La marqueterie, par ses procédés, se rattache essentiellement à la mosaïque ; mais elle fut loin d’obtenir la même fortune. Les cailloux, les marbres, les terres cuites, les coquillages fournissaient déjà une gamme assez variée à la mosaïque avant que l’on eût découvert les modes de coloration les plus élémentaires. Plus tard, lorsque la mosaïque eut trouvé dans les émaux les nuances les plus variées, la marqueterie ne comptait encore dans ses casiers que deux tons, le blanc et le noir. Avec des ressources aussi restreintes, on comprend facilement qu’elle devait jouer un rôle bien modeste. Abandonnée aux menuisiers, elle n’était appelée qu’à représenter des maisons, des temples, des colonnes, dont les lignes droites n’offraient aucune difficulté. Faut-il ranger parmi les œuvres d’art les produits purement mécaniques de ces artisans ? C’est une question que chacun résoudra à son gré. Il existe dans plusieurs églises de l’Italie des chœurs ainsi décorés ; mais nous avouons que nous n’avons su déchiffrer, dans ces grossières esquisses, d’autre mérite que celui de l’antiquité. Nous ne compterons donc la marqueterie au nombre des arts que du moment où elle obtint, à l’aide d’huiles pénétrantes et de couleurs bouillies dans l’eau, des teintes assez variées pour imiter toutes sortes de figures.

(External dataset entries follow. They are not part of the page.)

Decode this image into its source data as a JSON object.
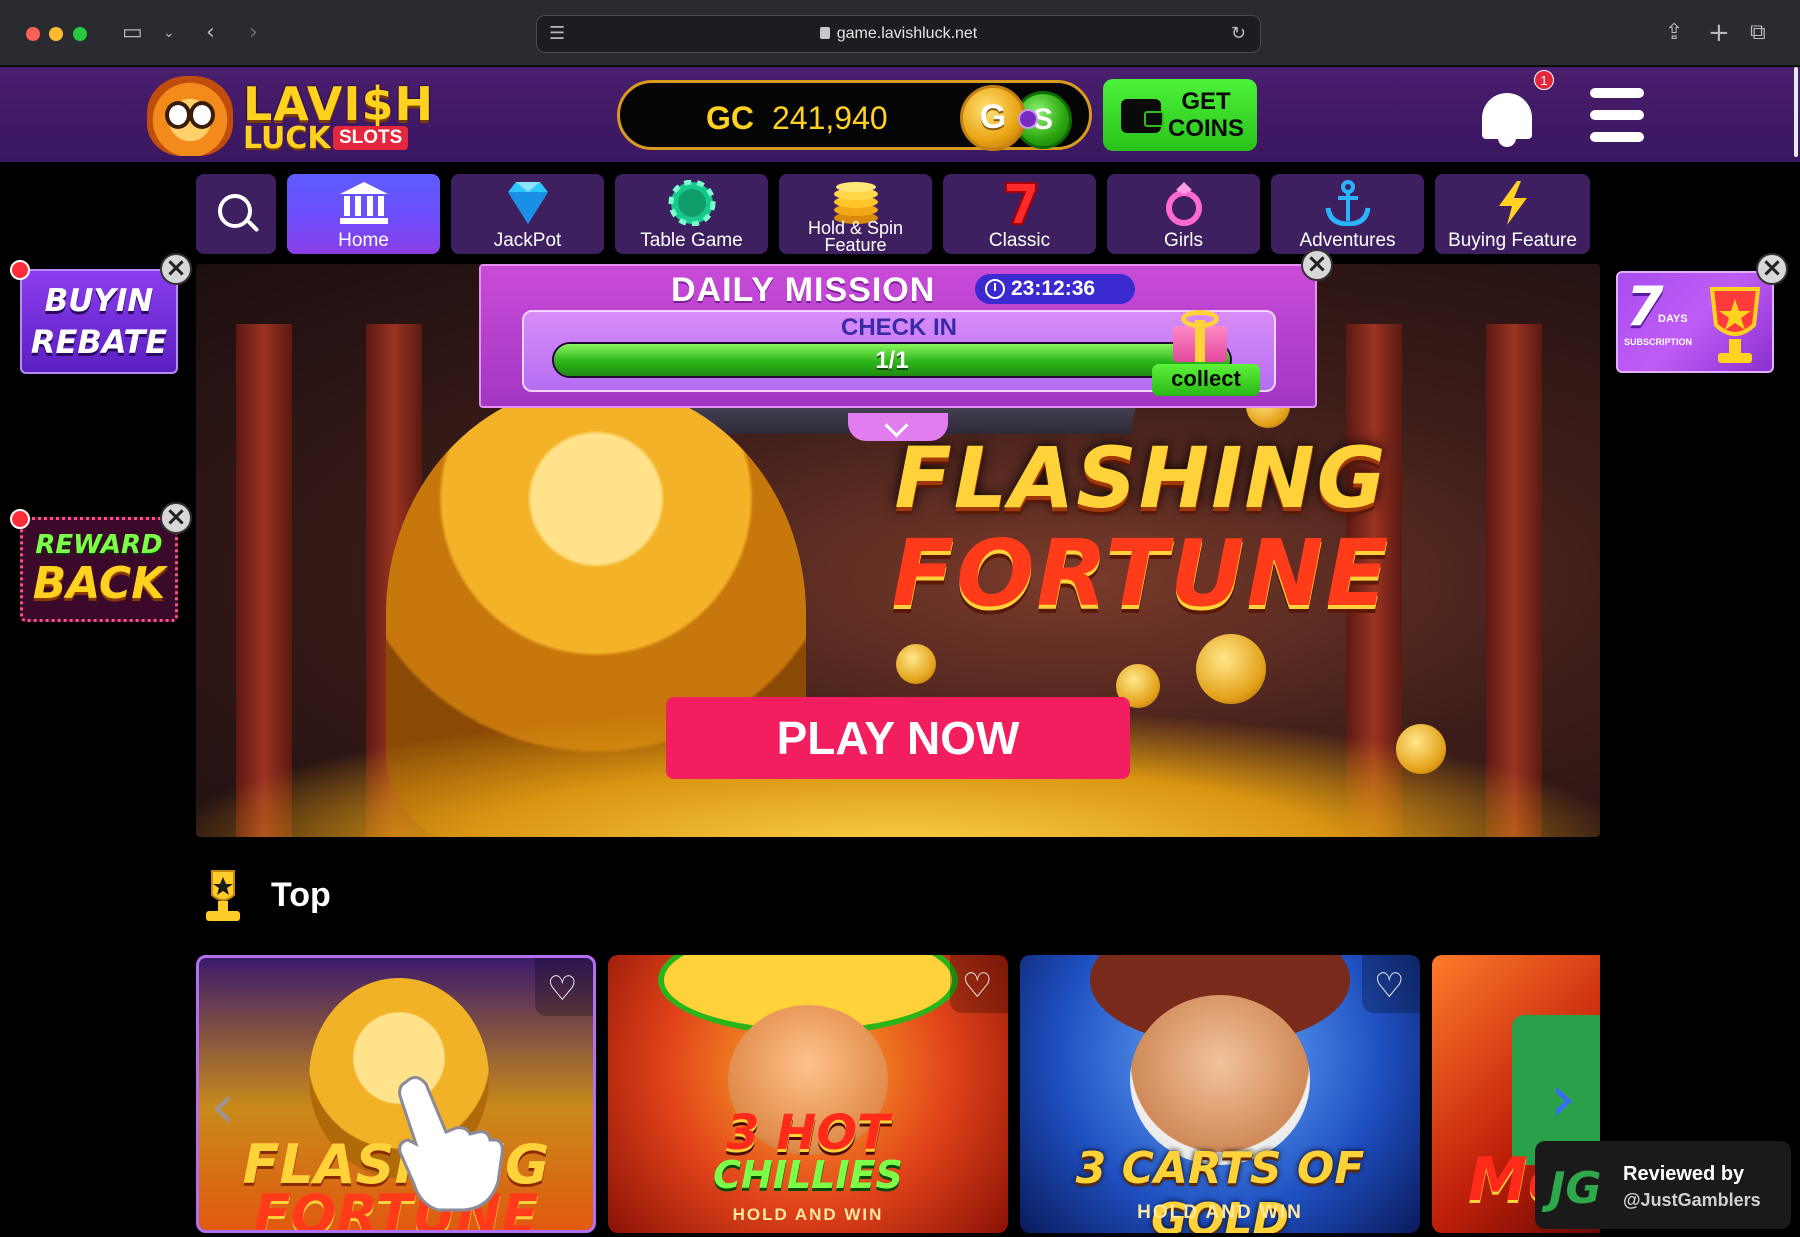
{
  "browser": {
    "url": "game.lavishluck.net"
  },
  "brand": {
    "line1": "LAVI$H",
    "line2": "LUCK",
    "slots": "SLOTS"
  },
  "balance": {
    "currency_label": "GC",
    "value": "241,940",
    "gold_coin_letter": "G",
    "sweep_coin_letter": "S"
  },
  "get_coins": {
    "label_line1": "GET",
    "label_line2": "COINS"
  },
  "notifications": {
    "badge_count": "1"
  },
  "categories": [
    {
      "label": "Home",
      "icon": "bank-icon",
      "active": true
    },
    {
      "label": "JackPot",
      "icon": "diamond-icon"
    },
    {
      "label": "Table Game",
      "icon": "poker-chip-icon"
    },
    {
      "label_line1": "Hold & Spin",
      "label_line2": "Feature",
      "icon": "coin-stack-icon"
    },
    {
      "label": "Classic",
      "icon": "seven-icon"
    },
    {
      "label": "Girls",
      "icon": "ring-icon"
    },
    {
      "label": "Adventures",
      "icon": "anchor-icon"
    },
    {
      "label": "Buying Feature",
      "icon": "lightning-icon"
    }
  ],
  "daily_mission": {
    "title": "DAILY MISSION",
    "timer": "23:12:36",
    "task": "CHECK IN",
    "progress_text": "1/1",
    "progress_fraction": 1.0,
    "collect_label": "collect"
  },
  "banner": {
    "game_line1": "FLASHING",
    "game_line2": "FORTUNE",
    "cta": "PLAY NOW"
  },
  "promos": {
    "rebate_line1": "BUYIN",
    "rebate_line2": "REBATE",
    "reward_line1": "REWARD",
    "reward_line2": "BACK",
    "week_number": "7",
    "week_days": "DAYS",
    "week_sub": "SUBSCRIPTION"
  },
  "top_section": {
    "title": "Top"
  },
  "games": [
    {
      "title_line1": "FLASHING",
      "title_line2": "FORTUNE",
      "subtitle": ""
    },
    {
      "title_line1": "3 HOT",
      "title_line2": "CHILLIES",
      "subtitle": "HOLD AND WIN"
    },
    {
      "title_line1": "3 CARTS OF GOLD",
      "title_line2": "",
      "subtitle": "HOLD AND WIN"
    },
    {
      "title_line1": "Mo",
      "title_line2": "",
      "subtitle": ""
    }
  ],
  "reviewed": {
    "logo": "JG",
    "line1": "Reviewed by",
    "line2": "@JustGamblers"
  },
  "colors": {
    "header_purple": "#4a1e6e",
    "accent_gold": "#ffd21f",
    "cta_pink": "#f21e5f",
    "active_tab_blue": "#5d5cff",
    "get_coins_green": "#4cf23a"
  }
}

Elle ne tarda pas à vouloir rivaliser avec la mosaïque ; mais celle-ci, sans parler de sa position acquise, lui rendant la lutte impossible par l’éclat et la durée de ses matériaux, elle dut se renfermer dans le cercle que les Maiano lui avaient tracé, c’est-à-dire se borner à figurer sur les portes, les stalles, les autels et les confessionnaux.

Puis, lorsque les Giuliano et les Benedetto da Maiano, les Fra Giovanni de Vérone, les Fra Raffaello de Brescia, les Fra Damiano de Bergame et les Bartolommeo de Pola l’eurent amenée à traduire avec une merveilleuse exactitude les dégradations les plus délicates de la lumière, les contrastes les plus énergiques du clair-obscur, les différences les plus légères des plans, en un mot tous les effets de la perspective linéaire et de la perspective aérienne, elle tomba entre les mains de gâcheurs qui en firent un lourd et servile métier.

NOTES.

(1) On lit, dans la première édition du Vasari, l’épitaphe suivante, composée en l’honneur de Giuliano :

Chi ne consola ahimè, poichè ci lassa
Di se privi il Majan quello architetto,
Il cui bello operare, il cui concetto
Vitruvio aggiugne e di gran lunga il passa ?

(2) Aucun auteur ne fait mention de ce Polito.

(3) D. Lodovico Vedriani, dans sa Raccolta de’ Pittori Modanesi, imprimée à Modène l’an 1662, dit que Modanino fut conduit en France après la prise de Naples en 1495 par le roi Charles YIII. Mais le Vedriani mérite peu de confiance, son livre fourmille d’erreurs grossières ; ainsi Léonard de Vinci, pour lui, se nomme Lorenzo Vinci.